February 25, 2019

Dealing With Your Loved One’s Belongings

Sorting a lifetime’s worth of someone else’s belongings is a task difficult on its own, but with the added emotional burden of grief, it might seem entirely impossible.

Of course, the process will be emotional, time-consuming and difficult; but it will also be rewarding and satisfying. You will discover what matters most to you, and make room in your heart and home for those objects that are most meaningful.

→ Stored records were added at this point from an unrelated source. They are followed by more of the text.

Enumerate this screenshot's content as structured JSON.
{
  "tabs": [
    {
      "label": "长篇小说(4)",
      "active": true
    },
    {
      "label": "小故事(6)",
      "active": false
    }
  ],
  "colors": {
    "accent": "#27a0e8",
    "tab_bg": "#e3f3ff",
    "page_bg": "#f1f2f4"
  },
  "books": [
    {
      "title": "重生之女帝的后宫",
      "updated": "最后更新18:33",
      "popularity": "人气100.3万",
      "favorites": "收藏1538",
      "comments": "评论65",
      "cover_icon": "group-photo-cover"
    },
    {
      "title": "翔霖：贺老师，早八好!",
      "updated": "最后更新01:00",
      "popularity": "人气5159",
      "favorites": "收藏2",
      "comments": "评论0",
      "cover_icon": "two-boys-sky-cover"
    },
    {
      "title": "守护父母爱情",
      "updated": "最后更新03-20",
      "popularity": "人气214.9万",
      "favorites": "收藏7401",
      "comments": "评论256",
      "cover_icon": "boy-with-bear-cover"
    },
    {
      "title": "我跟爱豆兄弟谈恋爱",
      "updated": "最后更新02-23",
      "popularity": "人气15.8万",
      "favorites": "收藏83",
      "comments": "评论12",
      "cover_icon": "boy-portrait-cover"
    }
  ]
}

If you’re not sure how to begin sorting through your loved one’s things, you can use the “Four Ps” to get started.

The Four Ps

  1. Pick Participants.

Decide who you want to involve in this process. Of course the old mantra “many hands make light work” is true of a lot of large projects, but in this instance, you may find that many hands do more harm than good. Because this is such a personal and emotional task, consider only involving those who you feel knew your loved one well. A helpful exercise is to imagine one of your loved one’s most precious keepsakes. Who would recognize its importance? By limiting participation, you are ensuring that you won’t have to worry about valuable items being discarded.

  1. Prioritize.

Start by listing out those tasks that are time-sensitive. Did your loved one own a business? Did they have a home that now has to be sold? Decide what needs to be dealt with urgently. Remember that smaller tasks can always be left for later. For example, if you need to sell a house quickly, consider renting a storage unit and going through things after the fact. If you put too much pressure on yourself to do everything all at once, you might find the emotional and physical effects to be overwhelming.

  1. Plan. 

Just starting such a large and emotionally burdensome project is often the hardest part of the whole process. Of course, start with the most urgent and high-priority tasks. But after that, consider breaking the process down into smaller projects. For example, you can sort items by room or by category. Start with something easy, such as tools or clothes, and save more difficult or sentimental things for last. You will find that having a game plan makes the whole project feel much more manageable.

  1. Pace yourself.

You’ve already decided what things are most urgent. After you’ve dealt with any time-sensitive tasks, slow down. Set small, manageable goals. If you start to feel overwhelmed, take a break and treat yourself to an outing or a conversation with a friend. Although going through your loved one’s belongings is a large task, it doesn’t have to be miserable. By taking your time and being gentle with yourself, you may find that the process becomes a satisfying, rewarding and even enjoyable way to remember and honor your loved one.